- Read in the movie dataset, set the index as the title, and then create a boolean Series matching all movies with a content rating of G and an IMDB score less than 4:
>>> movie = pd.read_csv('data/movie.csv', index_col='movie_title')
>>> c1 = movie['content_rating'] == 'G'
>>> c2 = movie['imdb_score'] < 4
>>> criteria = c1 & c2
- Let's first pass these criteria to the .loc indexer to filter the rows:
>>> movie_loc = movie.loc[criteria]
>>> movie_loc.head()
- Let's check whether this DataFrame is exactly equal to the one generated directly from the indexing operator:
>>> movie_loc.equals(movie[criteria])
True
- Now let's attempt the same boolean indexing with the .iloc indexer:
>>> movie_iloc = movie.iloc[criteria]
ValueError: iLocation based boolean indexing cannot use an indexable as a mask
- It turns out that we cannot directly use a Series of booleans because of the index. We can, however, use ndarray of booleans. To extract the array, use the values attribute:
>>> movie_iloc = movie.iloc[criteria.values]
>>> movie_iloc.equals(movie_loc)
True
- Although not very common, it is possible to do boolean indexing to select particular columns. Here, we select all the columns that have a data type of 64-bit integers:
>>> criteria_col = movie.dtypes == np.int64
>>> criteria_col.head()
color False
director_name False
num_critic_for_reviews False
duration False
director_facebook_likes False
dtype: bool
>>> movie.loc[:, criteria_col].head()
- As criteria_col is a Series, which always has an index, you must use the underlying ndarray to make it work with .iloc. The following produces the same result as step 6.
>>> movie.iloc[:, criteria_col.values].head()
- A boolean Series may be used to select rows and then simultaneously select columns with either integers or labels. Remember, you need to put a comma between the row and column selections.
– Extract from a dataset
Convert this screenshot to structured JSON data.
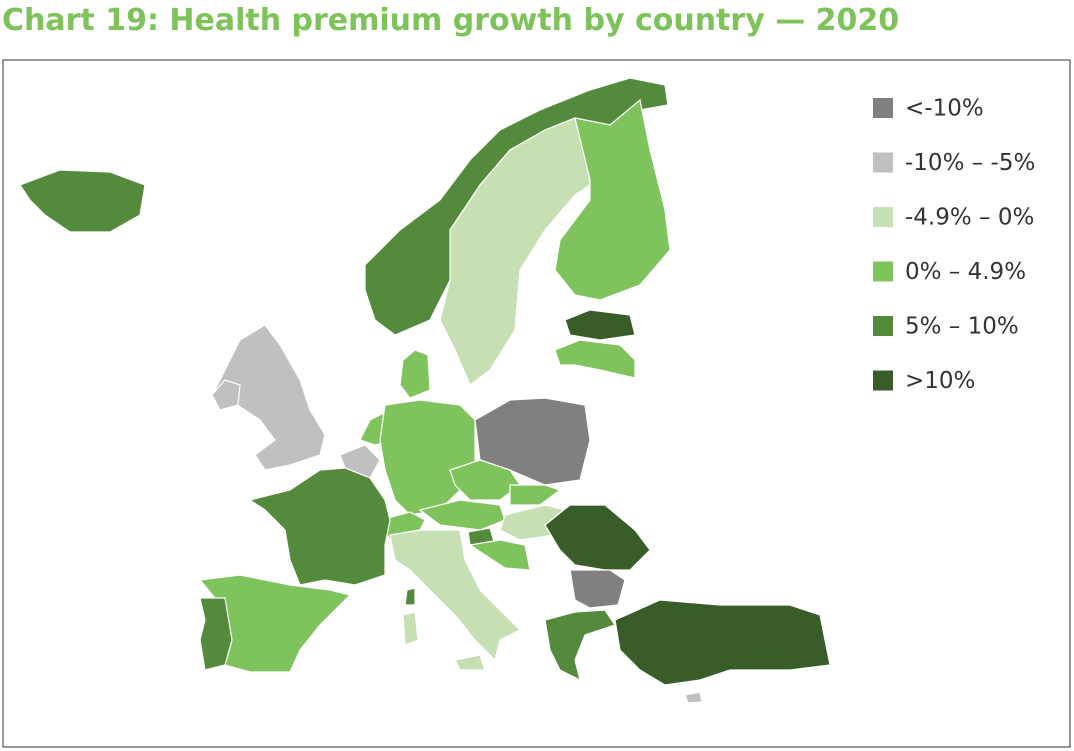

Let's keep the row criteria and select content_rating, imdb_score, title_year, and gross:
>>> cols = ['content_rating', 'imdb_score', 'title_year', 'gross']
>>> movie.loc[criteria, cols].sort_values('imdb_score')
- This same operation may be replicated with .iloc, but you need to get the integer location of all the columns:
>>> col_index = [movie.columns.get_loc(col) for col in cols]
>>> col_index
[20, 24, 22, 8]
>>> movie.iloc[criteria.values, col_index]